Alongside greater transparency at the portfolio company level, many within the industry understand the imperative of a broader education offensive. The BVCA has an important part to play in this process, but must first ensure it is fit for purpose. Walker himself recognised this, remarking that the industry body "needs to up its game". Others are of a similar opinion. "The BVCA faces significant issues. It will need to restructure and start charging proper fees if it wants to represent the whole gamut of interests," says Scott. The BVCA appreciates this, confirming recently that an internal review is taking place. "The structure we have now is not precious. We will change it if it makes our organisation more effective and efficient," insists a BVCA spokesman. An easy target it may be, but it is wrong to point the finger in only one direction. As Winter points out, the industry body is, after all, "a creature of its members. It is an issue of collective responsibility." It has been suggested that greater resource is needed to commission reports and disseminate data in order to tell the private equity story. Some have advocated charging the biggest private equity houses higher fees. However, like any organisation, there is a hierarchy with those at the top dictating the course. "The BVCA doesn't lead the industry, but is a reflection of what the large buyout groups want. Partly it acts to retain its biggest members. If it wants to initiate any big changes, it first has to get agreement from the largest players," says one mid-market player. In effect, any change to the fee structure would need to be instigated by the largest buyout firms.
Walker's task was not an easy one. The poisonous environment in which the debate concerning private equity has thus far been conducted has raised expectations to a level that this report could never have satisfied. On remuneration and the tax treatment of carried interest, a satisfactory outcome seems impossible. Although Walker reiterated on a number of occasions that these issues were outside the scope of the report, an argument could certainly have been made for bringing them within its remit. It seems legitimate to question whether the rewards claimed by partners in the largest funds are commensurate with the risks being taken. Although most observers would recognise that the market operates in a way that precludes the possibility of this question being answered in a way that satisfies everyone, it seems reasonable to ask whether this is reason enough to avoid the issue.
Something of a waiting game now ensues before we see how these recommendations are adopted. With no monitoring mechanism in place, the report names unions, politicians and journalists the watch-guards of this new frontier.

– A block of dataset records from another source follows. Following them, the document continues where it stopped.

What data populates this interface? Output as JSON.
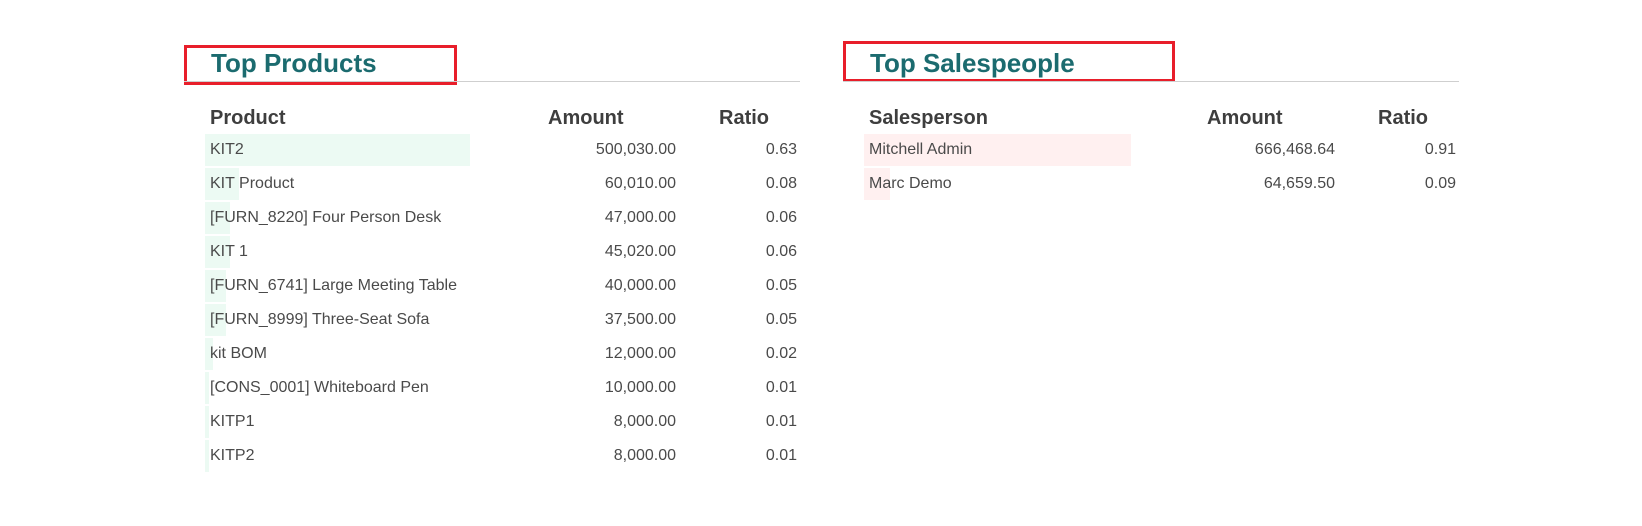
{
  "colors": {
    "title": "#1b6b6f",
    "highlight_border": "#e81e2a",
    "products_bar": "#ecfaf3",
    "salespeople_bar": "#fff0f0",
    "rule": "#cfcfcf"
  },
  "products": {
    "title": "Top Products",
    "columns": {
      "name": "Product",
      "amount": "Amount",
      "ratio": "Ratio"
    },
    "rows": [
      {
        "name": "KIT2",
        "amount": "500,030.00",
        "ratio": "0.63",
        "ratio_value": 0.63
      },
      {
        "name": "KIT Product",
        "amount": "60,010.00",
        "ratio": "0.08",
        "ratio_value": 0.08
      },
      {
        "name": "[FURN_8220] Four Person Desk",
        "amount": "47,000.00",
        "ratio": "0.06",
        "ratio_value": 0.06
      },
      {
        "name": "KIT 1",
        "amount": "45,020.00",
        "ratio": "0.06",
        "ratio_value": 0.06
      },
      {
        "name": "[FURN_6741] Large Meeting Table",
        "amount": "40,000.00",
        "ratio": "0.05",
        "ratio_value": 0.05
      },
      {
        "name": "[FURN_8999] Three-Seat Sofa",
        "amount": "37,500.00",
        "ratio": "0.05",
        "ratio_value": 0.05
      },
      {
        "name": "kit BOM",
        "amount": "12,000.00",
        "ratio": "0.02",
        "ratio_value": 0.02
      },
      {
        "name": "[CONS_0001] Whiteboard Pen",
        "amount": "10,000.00",
        "ratio": "0.01",
        "ratio_value": 0.01
      },
      {
        "name": "KITP1",
        "amount": "8,000.00",
        "ratio": "0.01",
        "ratio_value": 0.01
      },
      {
        "name": "KITP2",
        "amount": "8,000.00",
        "ratio": "0.01",
        "ratio_value": 0.01
      }
    ]
  },
  "salespeople": {
    "title": "Top Salespeople",
    "columns": {
      "name": "Salesperson",
      "amount": "Amount",
      "ratio": "Ratio"
    },
    "rows": [
      {
        "name": "Mitchell Admin",
        "amount": "666,468.64",
        "ratio": "0.91",
        "ratio_value": 0.91
      },
      {
        "name": "Marc Demo",
        "amount": "64,659.50",
        "ratio": "0.09",
        "ratio_value": 0.09
      }
    ]
  }
}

However, with private equity firms the ultimate arbiters of communication, difficulties may lie in store. The report states that, 'private equity firms will be expected to be more accessible to specific enquiries from the media'. This is open to wide interpretation. The media are always quick to assume their right to information trumps all. With these guidelines now in writing, there will be an even greater presumption of openness and many will expect to command a greater level of access. Should this fail to materialise and with no authority to turn to, the Walker report would be in danger of becoming a lame duck.